Un Pour Tous Et Tous Pour UnVoisinSOSUn Pour Tous Et Tous Pour Un

Trust, Security & Privacy

This page is maintained by the Association Un Pour Tous Et Tous Pour Un (Paris) to answer common security and privacy questions about the VoisinSOS platform. It describes controls that are currently enabled in the app. It is editable project content — it is not an independent certification or audit, and it is not issued by the hosting provider.

Shared responsibility

  • Platform (hosting provider). Provides the managed database, authentication service, file storage and serverless runtime that the app is built on.
  • Association (us). Owns the application code, access policies, member data and operational practices described below.
  • Members (you). Choose a strong password, keep your device secure, and notify us of anything suspicious.

Authentication & account access

  • Email + password sign-in, with optional Google sign-in.
  • Sessions are issued as short-lived tokens and refreshed automatically; signing out revokes the session on this device.
  • Passwords are never stored in plain text by the app — the managed authentication service handles hashing.
  • Administrator areas require an explicit admin role granted by the founder; the role is checked on the server, not in the browser.

Data protection

  • All traffic between your browser and the platform is served over HTTPS (TLS).
  • Row-Level Security is enabled on member-facing tables so that one member cannot read or modify another member's records by guessing IDs.
  • Server-side functions validate input (length, format, allowed values) before writing to the database.
  • Secrets (API keys, payment provider keys, mail credentials) are stored as server-side environment variables and are never shipped to the browser.

Payments

  • Card / PayPal payments are handled by the payment provider's own checkout — we do not see or store your card number, CVV or bank credentials.
  • The app stores only the minimum needed to reconcile a payment (order ID, amount, status, timestamp) and to issue your receipt.
  • SEPA / bank-transfer details shown on the site are the Association's own published account; the matching of incoming transfers is reviewed by an administrator.

Storage & media

  • Private buckets (member documents, SOS evidence, admin assets) are gated and require a signed, short-lived URL to download.
  • Public assets (avatars, news images, association logos) are served from public buckets and are intended to be world-readable.

Logging & monitoring

  • Server functions log errors and abuse signals (rate-limit hits, failed admin checks) to a restricted log table; access is limited to administrators.
  • Sensitive actions (role changes, mass deletions, SOS escalations) trigger an administrator notification.

Your data rights (GDPR)

  • You may request a copy of your data, correction of inaccurate data, or deletion of your account at any time.
  • Account deletion removes your profile and personal records; some accounting and legal records are retained for the period required by French law.
  • See the full Privacy Policy for the lawful bases, retention periods and processors used.

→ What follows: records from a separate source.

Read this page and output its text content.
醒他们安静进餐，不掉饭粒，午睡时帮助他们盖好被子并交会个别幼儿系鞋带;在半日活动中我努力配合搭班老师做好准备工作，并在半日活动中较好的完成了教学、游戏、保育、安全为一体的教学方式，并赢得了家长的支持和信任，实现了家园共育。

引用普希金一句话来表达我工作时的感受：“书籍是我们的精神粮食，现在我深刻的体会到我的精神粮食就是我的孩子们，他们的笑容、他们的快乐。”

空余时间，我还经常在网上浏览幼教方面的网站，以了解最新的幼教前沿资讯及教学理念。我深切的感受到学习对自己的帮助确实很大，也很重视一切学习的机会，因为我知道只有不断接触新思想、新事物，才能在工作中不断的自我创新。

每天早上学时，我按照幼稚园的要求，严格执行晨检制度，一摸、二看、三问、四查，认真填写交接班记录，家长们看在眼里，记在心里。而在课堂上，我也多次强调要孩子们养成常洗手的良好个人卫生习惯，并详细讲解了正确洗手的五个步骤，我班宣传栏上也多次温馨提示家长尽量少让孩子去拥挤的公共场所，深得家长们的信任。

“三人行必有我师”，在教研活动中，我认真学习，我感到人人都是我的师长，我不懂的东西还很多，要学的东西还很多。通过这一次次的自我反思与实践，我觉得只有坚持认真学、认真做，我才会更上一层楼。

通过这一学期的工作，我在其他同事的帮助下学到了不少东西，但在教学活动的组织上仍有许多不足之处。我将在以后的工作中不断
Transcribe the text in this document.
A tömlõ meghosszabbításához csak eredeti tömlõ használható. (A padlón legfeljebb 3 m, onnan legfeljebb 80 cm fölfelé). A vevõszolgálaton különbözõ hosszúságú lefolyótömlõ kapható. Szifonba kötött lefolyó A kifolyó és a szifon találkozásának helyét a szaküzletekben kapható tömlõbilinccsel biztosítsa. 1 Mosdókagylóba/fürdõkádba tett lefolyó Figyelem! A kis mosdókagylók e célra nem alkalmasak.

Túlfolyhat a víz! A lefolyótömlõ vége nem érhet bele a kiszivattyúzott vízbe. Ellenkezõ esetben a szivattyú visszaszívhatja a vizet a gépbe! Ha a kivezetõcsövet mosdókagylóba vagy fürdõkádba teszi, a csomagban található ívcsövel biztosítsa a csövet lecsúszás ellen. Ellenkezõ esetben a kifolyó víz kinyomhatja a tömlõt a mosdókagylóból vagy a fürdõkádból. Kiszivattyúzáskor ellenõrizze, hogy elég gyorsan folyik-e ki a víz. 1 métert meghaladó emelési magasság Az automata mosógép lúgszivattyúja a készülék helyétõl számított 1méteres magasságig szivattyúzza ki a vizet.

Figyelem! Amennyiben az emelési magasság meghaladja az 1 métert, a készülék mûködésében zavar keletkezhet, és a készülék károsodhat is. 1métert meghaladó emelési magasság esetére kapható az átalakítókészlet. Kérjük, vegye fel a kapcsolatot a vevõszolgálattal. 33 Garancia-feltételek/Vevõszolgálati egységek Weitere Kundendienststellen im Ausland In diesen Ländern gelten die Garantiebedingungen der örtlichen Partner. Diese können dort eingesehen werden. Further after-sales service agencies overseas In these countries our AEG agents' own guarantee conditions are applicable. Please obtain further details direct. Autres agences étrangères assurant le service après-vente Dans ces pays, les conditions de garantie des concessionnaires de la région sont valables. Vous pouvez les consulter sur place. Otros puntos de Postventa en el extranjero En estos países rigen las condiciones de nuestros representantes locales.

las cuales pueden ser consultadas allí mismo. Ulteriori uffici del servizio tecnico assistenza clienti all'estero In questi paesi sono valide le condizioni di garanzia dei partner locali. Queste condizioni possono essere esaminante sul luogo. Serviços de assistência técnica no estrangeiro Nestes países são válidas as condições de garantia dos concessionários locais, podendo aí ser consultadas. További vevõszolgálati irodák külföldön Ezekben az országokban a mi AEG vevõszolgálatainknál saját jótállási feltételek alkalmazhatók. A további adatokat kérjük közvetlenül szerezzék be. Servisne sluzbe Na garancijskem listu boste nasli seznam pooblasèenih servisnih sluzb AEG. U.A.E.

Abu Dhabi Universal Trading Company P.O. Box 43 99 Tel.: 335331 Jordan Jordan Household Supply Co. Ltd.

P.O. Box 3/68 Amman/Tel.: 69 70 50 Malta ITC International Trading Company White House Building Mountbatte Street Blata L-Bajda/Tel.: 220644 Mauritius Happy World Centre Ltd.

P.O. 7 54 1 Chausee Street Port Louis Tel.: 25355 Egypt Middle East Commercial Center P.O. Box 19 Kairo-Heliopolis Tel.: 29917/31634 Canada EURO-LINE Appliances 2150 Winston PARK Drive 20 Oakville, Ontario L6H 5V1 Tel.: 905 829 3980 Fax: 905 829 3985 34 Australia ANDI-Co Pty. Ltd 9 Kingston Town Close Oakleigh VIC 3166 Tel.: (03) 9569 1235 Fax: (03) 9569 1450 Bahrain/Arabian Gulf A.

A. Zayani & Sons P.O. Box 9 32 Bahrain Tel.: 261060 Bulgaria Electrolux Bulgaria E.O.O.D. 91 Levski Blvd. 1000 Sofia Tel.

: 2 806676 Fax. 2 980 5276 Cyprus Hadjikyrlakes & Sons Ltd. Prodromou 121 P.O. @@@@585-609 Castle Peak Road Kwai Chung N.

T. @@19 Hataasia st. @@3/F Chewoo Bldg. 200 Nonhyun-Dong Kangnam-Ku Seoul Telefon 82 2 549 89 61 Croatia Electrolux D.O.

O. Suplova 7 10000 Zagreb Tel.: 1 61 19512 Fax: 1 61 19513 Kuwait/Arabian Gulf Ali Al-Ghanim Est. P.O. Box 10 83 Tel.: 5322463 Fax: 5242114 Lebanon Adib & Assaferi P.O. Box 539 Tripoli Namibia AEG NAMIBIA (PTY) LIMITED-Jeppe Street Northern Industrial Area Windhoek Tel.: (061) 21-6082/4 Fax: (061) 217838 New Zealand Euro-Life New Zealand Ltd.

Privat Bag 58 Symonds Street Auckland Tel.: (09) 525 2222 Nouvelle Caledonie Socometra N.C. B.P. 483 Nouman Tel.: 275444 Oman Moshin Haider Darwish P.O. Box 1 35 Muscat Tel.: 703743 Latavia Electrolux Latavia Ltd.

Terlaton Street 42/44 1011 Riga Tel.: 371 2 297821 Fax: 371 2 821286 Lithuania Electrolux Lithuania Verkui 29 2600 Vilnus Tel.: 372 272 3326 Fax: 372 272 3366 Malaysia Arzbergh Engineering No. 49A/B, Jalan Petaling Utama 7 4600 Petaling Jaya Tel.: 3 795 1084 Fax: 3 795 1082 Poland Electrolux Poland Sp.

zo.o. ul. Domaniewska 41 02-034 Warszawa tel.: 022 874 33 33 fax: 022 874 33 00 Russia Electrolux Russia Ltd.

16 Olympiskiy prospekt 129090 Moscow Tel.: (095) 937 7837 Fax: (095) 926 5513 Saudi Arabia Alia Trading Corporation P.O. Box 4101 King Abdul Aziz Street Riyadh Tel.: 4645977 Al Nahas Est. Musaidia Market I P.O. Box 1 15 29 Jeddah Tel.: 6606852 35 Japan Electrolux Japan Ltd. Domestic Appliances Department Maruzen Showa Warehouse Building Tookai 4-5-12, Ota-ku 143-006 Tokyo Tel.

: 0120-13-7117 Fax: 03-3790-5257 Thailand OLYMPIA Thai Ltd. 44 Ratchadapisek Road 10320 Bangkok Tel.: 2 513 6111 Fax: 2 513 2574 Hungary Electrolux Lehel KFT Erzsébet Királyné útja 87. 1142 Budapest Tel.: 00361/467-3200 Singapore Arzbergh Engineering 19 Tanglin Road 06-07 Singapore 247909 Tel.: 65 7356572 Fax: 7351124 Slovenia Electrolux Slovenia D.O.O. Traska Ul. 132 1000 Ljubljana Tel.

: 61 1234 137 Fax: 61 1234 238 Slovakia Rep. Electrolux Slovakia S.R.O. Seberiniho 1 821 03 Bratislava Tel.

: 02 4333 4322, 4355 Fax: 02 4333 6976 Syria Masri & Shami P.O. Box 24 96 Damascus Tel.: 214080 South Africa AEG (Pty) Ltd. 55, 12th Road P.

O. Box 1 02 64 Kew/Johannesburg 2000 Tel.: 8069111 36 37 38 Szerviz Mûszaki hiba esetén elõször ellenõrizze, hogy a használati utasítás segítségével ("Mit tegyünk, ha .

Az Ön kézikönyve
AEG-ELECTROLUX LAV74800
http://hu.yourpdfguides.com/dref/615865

Reporting a security issue

If you believe you have found a security vulnerability, please email contact@unpourtousettouspourun-asso.fr with a description and steps to reproduce. Please do not publicly disclose the issue until we have had a reasonable opportunity to fix it. We do not currently operate a paid bug-bounty program.

Compliance

We follow the GDPR for personal data of EU residents. We do not currently claim SOC 2, ISO 27001, HIPAA or PCI-DSS certification for the Association itself; card data is handled by the certified payment provider.

Last reviewed: 2026-06-17. This page is published by the Association and may be updated without notice as the platform evolves.